After Dara Moskowitz Grumdahl defected for its direct competitor Mpls St. Paul Magazine, Minnesota Monthly put out a national call for food writers and critics to submit their work. They needn't have looked further than their own pages, where Rachel Hutton recently wrote a fascinating look at a day in the life of the Bachelor Farmer. News broke this weekend that she would be filling the top spot. We caught up with the former City Pages critic to ask her a few questions. 

Which restaurants are you most excited about right now? 

I'll name a category I'm excited about: the intimate, neighborhood, chef-driven "micro" restaurant. For example, Doug Flicker's Piccolo and Jon Hunt's Sparks, whose spaces were formerly inhabited by a small bakery and coffee shop, respectively, plus the forthcoming Don Saunders project in the former Kenwood Cafe. 

There's been some doubt cast on the industry of food writing, and the future of Minnesota Monthly.

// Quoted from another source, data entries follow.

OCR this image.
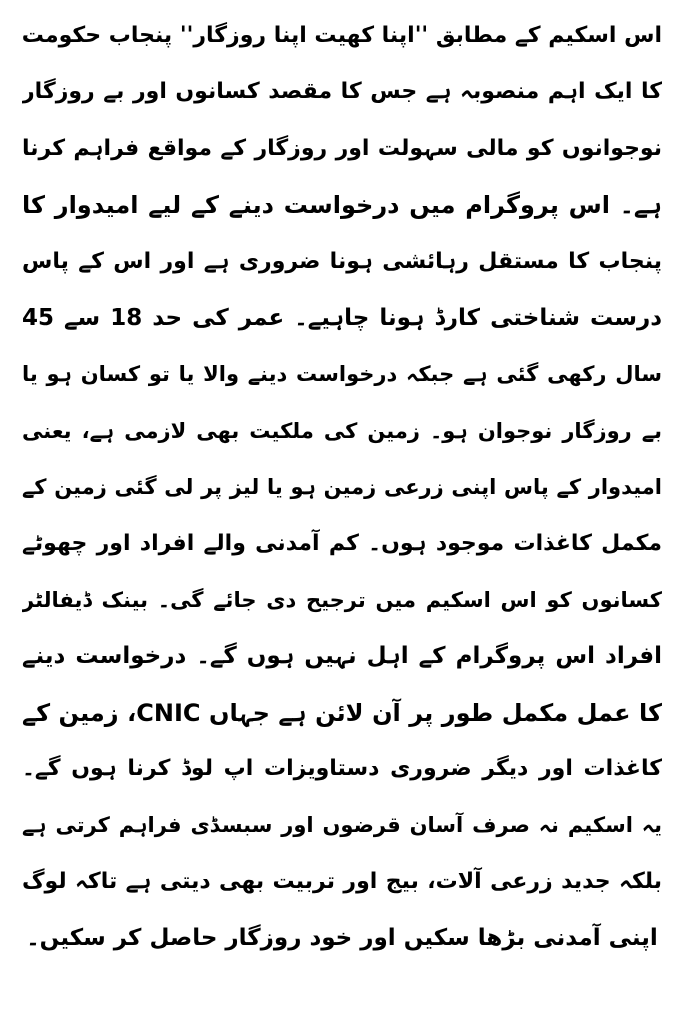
اس اسکیم کے مطابق ''اپنا کھیت اپنا روزگار'' پنجاب حکومت
کا ایک اہم منصوبہ ہے جس کا مقصد کسانوں اور بے روزگار
نوجوانوں کو مالی سہولت اور روزگار کے مواقع فراہم کرنا
ہے۔ اس پروگرام میں درخواست دینے کے لیے امیدوار کا
پنجاب کا مستقل رہائشی ہونا ضروری ہے اور اس کے پاس
درست شناختی کارڈ ہونا چاہیے۔ عمر کی حد 18 سے 45
سال رکھی گئی ہے جبکہ درخواست دینے والا یا تو کسان ہو یا
بے روزگار نوجوان ہو۔ زمین کی ملکیت بھی لازمی ہے، یعنی
امیدوار کے پاس اپنی زرعی زمین ہو یا لیز پر لی گئی زمین کے
مکمل کاغذات موجود ہوں۔ کم آمدنی والے افراد اور چھوٹے
کسانوں کو اس اسکیم میں ترجیح دی جائے گی۔ بینک ڈیفالٹر
افراد اس پروگرام کے اہل نہیں ہوں گے۔ درخواست دینے
کا عمل مکمل طور پر آن لائن ہے جہاں CNIC، زمین کے
کاغذات اور دیگر ضروری دستاویزات اپ لوڈ کرنا ہوں گے۔
یہ اسکیم نہ صرف آسان قرضوں اور سبسڈی فراہم کرتی ہے
بلکہ جدید زرعی آلات، بیج اور تربیت بھی دیتی ہے تاکہ لوگ
اپنی آمدنی بڑھا سکیں اور خود روزگار حاصل کر سکیں۔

Dara left saying that the magazine is put out by "3 1/2 people."  How do you feel about the state of food writing in this city?
The publishing industry, as we know, has struggled to adapt its financial model to the digital age. But the recent changes have at least been good for those of us who like to read about food and restaurants. When I first started writing about the subject locally, there were only a handful of people on the beat, staffed by the magazines and newspapers. Now there are a lot more voices taking part in the discussion, and with greater frequency; i.e., we get to hear from James Norton via Heavy Table a lot more often than we did when he was writing for Minnesota Monthly and City Pages.  

Regarding the number of people working on Minnesota Monthly, I'd say a staff's size
matters less than its quality. If you follow Tim Gihring's work, you know that he consistently delivers world-class stories.

How will the food coverage at Minnesota Monthly change while you're at the helm?
In spite of the growth of blogs and social media, I think readers still look to magazines to cover food topics with depth and breadth. So expect to see restaurant reviews supplemented with features that offer a fuller understanding of the inner workings and impact of our state's remarkable dining and agricultural industries, such as the piece I wrote for MnMo a few months ago describing one (very long) day I spent at the Bachelor Farmer.